Can this problem be solved with a stack?

Yes. Push indices onto a stack. When you see ')', pop and compute the length as current index minus the new stack top. Keep a sentinel index at the bottom to handle edge cases. This approach uses O(n) space but is easier to implement correctly on the first try.

Can this problem be solved with dynamic programming?

Yes. Create a dp array where dp[i] stores the length of the longest valid substring ending at index i. When s[i] is ')', check if it pairs with a '(' and extend any valid substring before it. This uses O(n) space and can be harder to get right without careful index math.

What makes this problem hard compared to other parentheses problems?

The difficulty lies in handling nested and consecutive valid substrings together. A string like '()(())' has both consecutive pairs and nesting. The algorithm must recognize that these form a single valid substring of length 6, not two separate ones of length 2 and 4.
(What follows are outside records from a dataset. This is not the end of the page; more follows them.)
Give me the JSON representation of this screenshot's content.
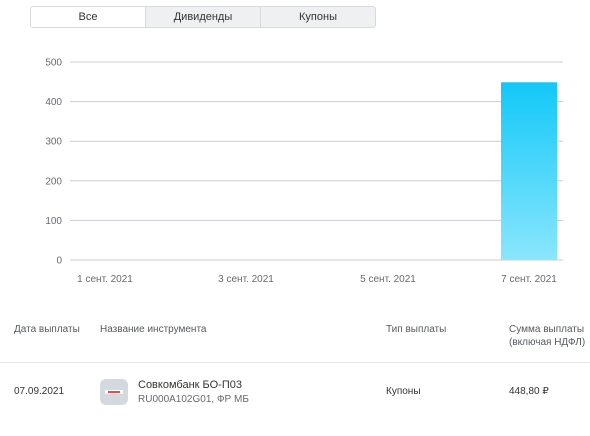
{
  "tabs": [
    {
      "label": "Все",
      "active": true
    },
    {
      "label": "Дивиденды",
      "active": false
    },
    {
      "label": "Купоны",
      "active": false
    }
  ],
  "chart_data": {
    "type": "bar",
    "categories": [
      "1 сент. 2021",
      "3 сент. 2021",
      "5 сент. 2021",
      "7 сент. 2021"
    ],
    "values": [
      0,
      0,
      0,
      448.8
    ],
    "yticks": [
      0,
      100,
      200,
      300,
      400,
      500
    ],
    "ylim": [
      0,
      500
    ],
    "grid": true,
    "bar_gradient": [
      "#12c8f8",
      "#8ae6fd"
    ]
  },
  "table": {
    "headers": {
      "date": "Дата выплаты",
      "instrument": "Название инструмента",
      "type": "Тип выплаты",
      "amount_line1": "Сумма выплаты",
      "amount_line2": "(включая НДФЛ)"
    },
    "rows": [
      {
        "date": "07.09.2021",
        "name": "Совкомбанк БО-П03",
        "sub": "RU000A102G01, ФР МБ",
        "type": "Купоны",
        "amount": "448,80 ₽"
      }
    ]
  },
  "colors": {
    "grid": "#c9cdd2",
    "text": "#333333",
    "muted": "#666a70"
  }
}
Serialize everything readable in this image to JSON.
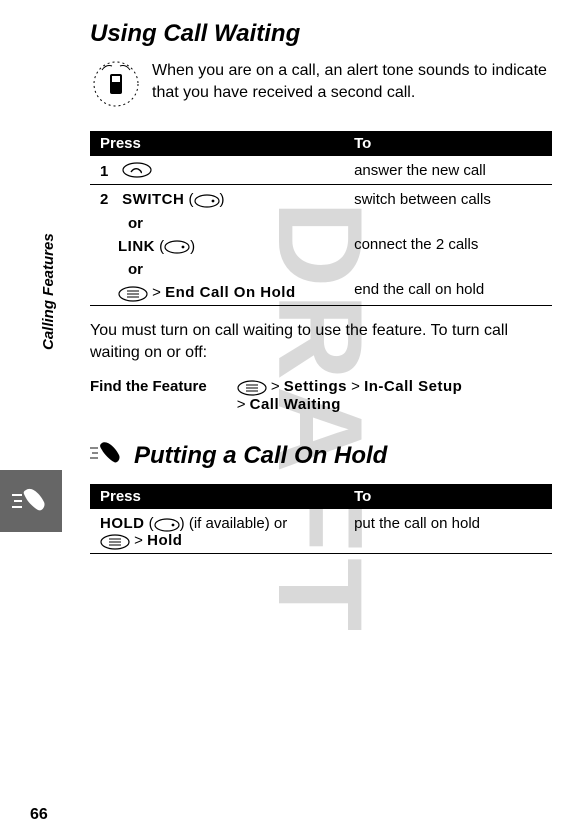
{
  "watermark": "DRAFT",
  "sidebar_label": "Calling Features",
  "page_number": "66",
  "section1": {
    "title": "Using Call Waiting",
    "intro": "When you are on a call, an alert tone sounds to indicate that you have received a second call.",
    "table": {
      "head_press": "Press",
      "head_to": "To",
      "row1": {
        "num": "1",
        "to": "answer the new call"
      },
      "row2": {
        "num": "2",
        "switch_label": "SWITCH",
        "switch_to": "switch between calls",
        "or1": "or",
        "link_label": "LINK",
        "link_to": "connect the 2 calls",
        "or2": "or",
        "end_label": "End Call On Hold",
        "end_to": "end the call on hold"
      }
    },
    "body": "You must turn on call waiting to use the feature. To turn call waiting on or off:",
    "find_label": "Find the Feature",
    "find_gt1": ">",
    "find_settings": "Settings",
    "find_gt2": ">",
    "find_incall": "In-Call Setup",
    "find_gt3": ">",
    "find_callwaiting": "Call Waiting"
  },
  "section2": {
    "title": "Putting a Call On Hold",
    "table": {
      "head_press": "Press",
      "head_to": "To",
      "hold_label": "HOLD",
      "if_avail": "(if available) or",
      "menu_gt": ">",
      "hold_menu": "Hold",
      "to": "put the call on hold"
    }
  }
}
When should the counters be reset in the two-pass approach?

In the left-to-right pass, reset both counters when right exceeds left, meaning we have seen more closing parentheses than opening ones. In the right-to-left pass, reset when left exceeds right. The asymmetry in reset conditions is exactly why two passes are needed.

How often does this problem appear in coding interviews?

This is a frequently asked hard-level string problem in 2026 interviews, appearing at companies including Uber, Adobe, Google, Bloomberg, Apple, and Amazon. It tests understanding of string scanning techniques and the ability to optimize from O(n) space to O(1) space.

What are the common approaches for solving longest valid parentheses?

There are three main approaches: (1) Two-pass counter technique with O(n) time and O(1) space. (2) Stack-based approach with O(n) time and O(n) space. (3) Dynamic programming with O(n) time and O(n) space. The two-pass approach is optimal for space but requires more careful reasoning about correctness.